Las llantas ruedan sobre los adoquines pintados de color naranja. La ciclo vía te lleva por la Avenida Amazonas hacia eso que los quiteños llaman La Zona, el distrito de bares y restaurantes y discotecas de toda clase, de todo precio, de toda calaña. Podrías bajar en cualquier café, tomarte una cerveza y dedicarte a ver la ciudad pasar. Te gustaría sentarte y contar cuánta gente de distintas razas vez en media hora –no por nada el Ecuador es el centro del mundo–, preguntarles de dónde son, ¿viven en Quito o están de paso?

Admítelo, no quisiste parar. Pedalear es cuestión de instinto y el instinto te obliga a seguir. Así, un poco a tientas, llegas al final de la Amazonas que es el comienzo del parque El Ejido, donde te recibe esa reducción del Arco del Triunfo que encara la Avenida Patria y te da la sensación de estar dentro de una maqueta. Das la primera vuelta rodeando el parque, mirando esa galería de arte al aire libre en la que encuentras réplicas de las pinturas más famosas del Ecuador, algunos trazos de genuino talento y, sobre todo, cuadros de estilo consultorio médico. La segunda pasada la das siguiendo la ciclo vía. Circulas entonces por el interior del parque, por los juegos para niños, la comida criolla, los jugos naturales recién exprimidos y los teatreros callejeros que tarde a tarde reúnen a su público cautivo sobre las tablas del césped.

Las sombras de los árboles se alargan como líquido sobre la hierba. Aquí viene lo duro. Sigues la ciclo vía por la Avenida 6 de Diciembre, a un costado de El Ejido, y pedaleas de subida hasta encontrar la Asamblea Nacional. Paras. Respiras. El corazón late más rápido que de costumbre hasta caer en un lugar común: eso de los 2.800 metros de altura no es broma. Con el aliento aún colgando de los labios llegas al parque La Alameda, oficialmente estás en el Centro Histórico del que tanto te han hablado y que quizás, después de todo, sea el motivo de tu viaje. Cruzas el parque y, decidido, tomas la calle Guayaquil que comparten buses y ciclistas. Aunque nunca has estado en Bangkok, intuyes que esto, pedalear por las calles estrechas del centro de Quito entre cientos de transeúntes, tiene un encanto asiático. 

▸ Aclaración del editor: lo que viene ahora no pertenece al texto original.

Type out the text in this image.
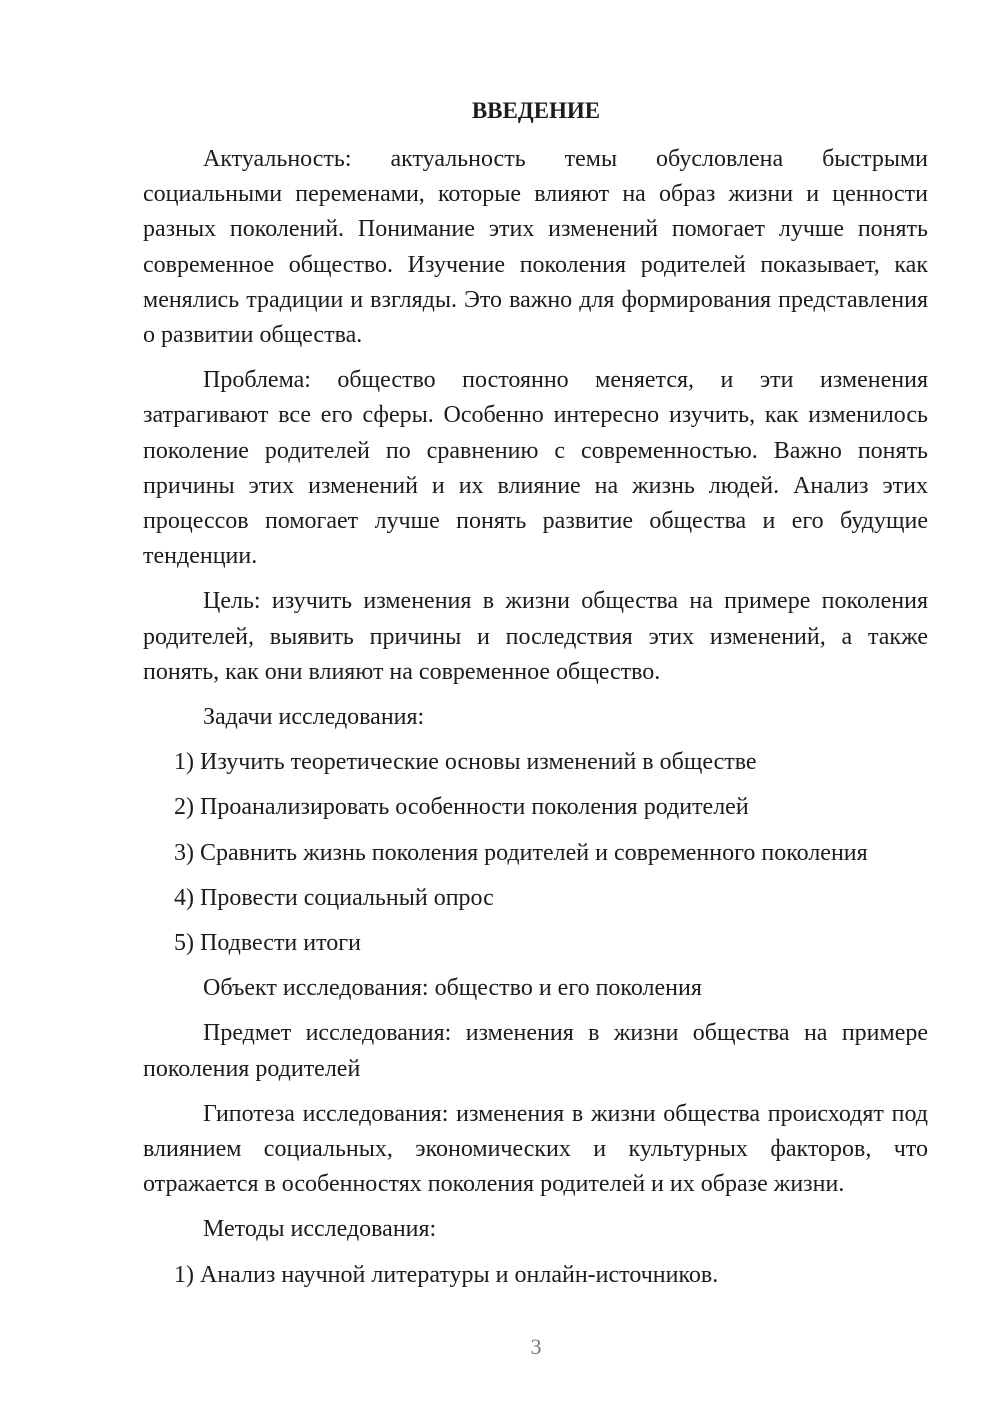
ВВЕДЕНИЕ

Актуальность: актуальность темы обусловлена быстрыми социальными переменами, которые влияют на образ жизни и ценности разных поколений. Понимание этих изменений помогает лучше понять современное общество. Изучение поколения родителей показывает, как менялись традиции и взгляды. Это важно для формирования представления о развитии общества.

Проблема: общество постоянно меняется, и эти изменения затрагивают все его сферы. Особенно интересно изучить, как изменилось поколение родителей по сравнению с современностью. Важно понять причины этих изменений и их влияние на жизнь людей. Анализ этих процессов помогает лучше понять развитие общества и его будущие тенденции.

Цель: изучить изменения в жизни общества на примере поколения родителей, выявить причины и последствия этих изменений, а также понять, как они влияют на современное общество.

Задачи исследования:

1) Изучить теоретические основы изменений в обществе

2) Проанализировать особенности поколения родителей

3) Сравнить жизнь поколения родителей и современного поколения

4) Провести социальный опрос

5) Подвести итоги

Объект исследования: общество и его поколения

Предмет исследования: изменения в жизни общества на примере поколения родителей

Гипотеза исследования: изменения в жизни общества происходят под влиянием социальных, экономических и культурных факторов, что отражается в особенностях поколения родителей и их образе жизни.

Методы исследования:

1) Анализ научной литературы и онлайн-источников.

3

Llegas a la pequeña plaza San Agustín y ahí, haciendo una derecha descomplicada, enfilas hacia la Plaza de la Independencia, el corazón del Quito antiguo. Esa casona con la bandera del Ecuador flameando sobre el techo es el Palacio Presidencial y esa iglesia, a tu izquierda, en cuyas gradas habitan pastores con megáfonos que te auguran el infierno aún sin conocerte, es la Catedral Metropolitana. Tienes razón, así comienzan muchas ciudades: una iglesia donde manda dios y una casa donde manda el hombre. 

Tu recorrido, sugerido por la revista que leíste en el avión, termina en la Plaza San Francisco, a las puertas del convento más celebre de la ciudad, al que deberías entrar. Miras el reloj, tu viaje ha durado apenas cuarenta minutos y sientes que has visto más y mejor que en cualquier city tour. ¿Por qué no habías pedaleado antes? ¿Por qué no pedaleas en tu  ciudad, en tu barrio, en tu calle? La gente pasa a tu lado haciéndole reverencias a Cristo, guardado en una caja de columnas de madera y paredes de vidrio. Tú miras la bicicleta, el milagro ya está hecho.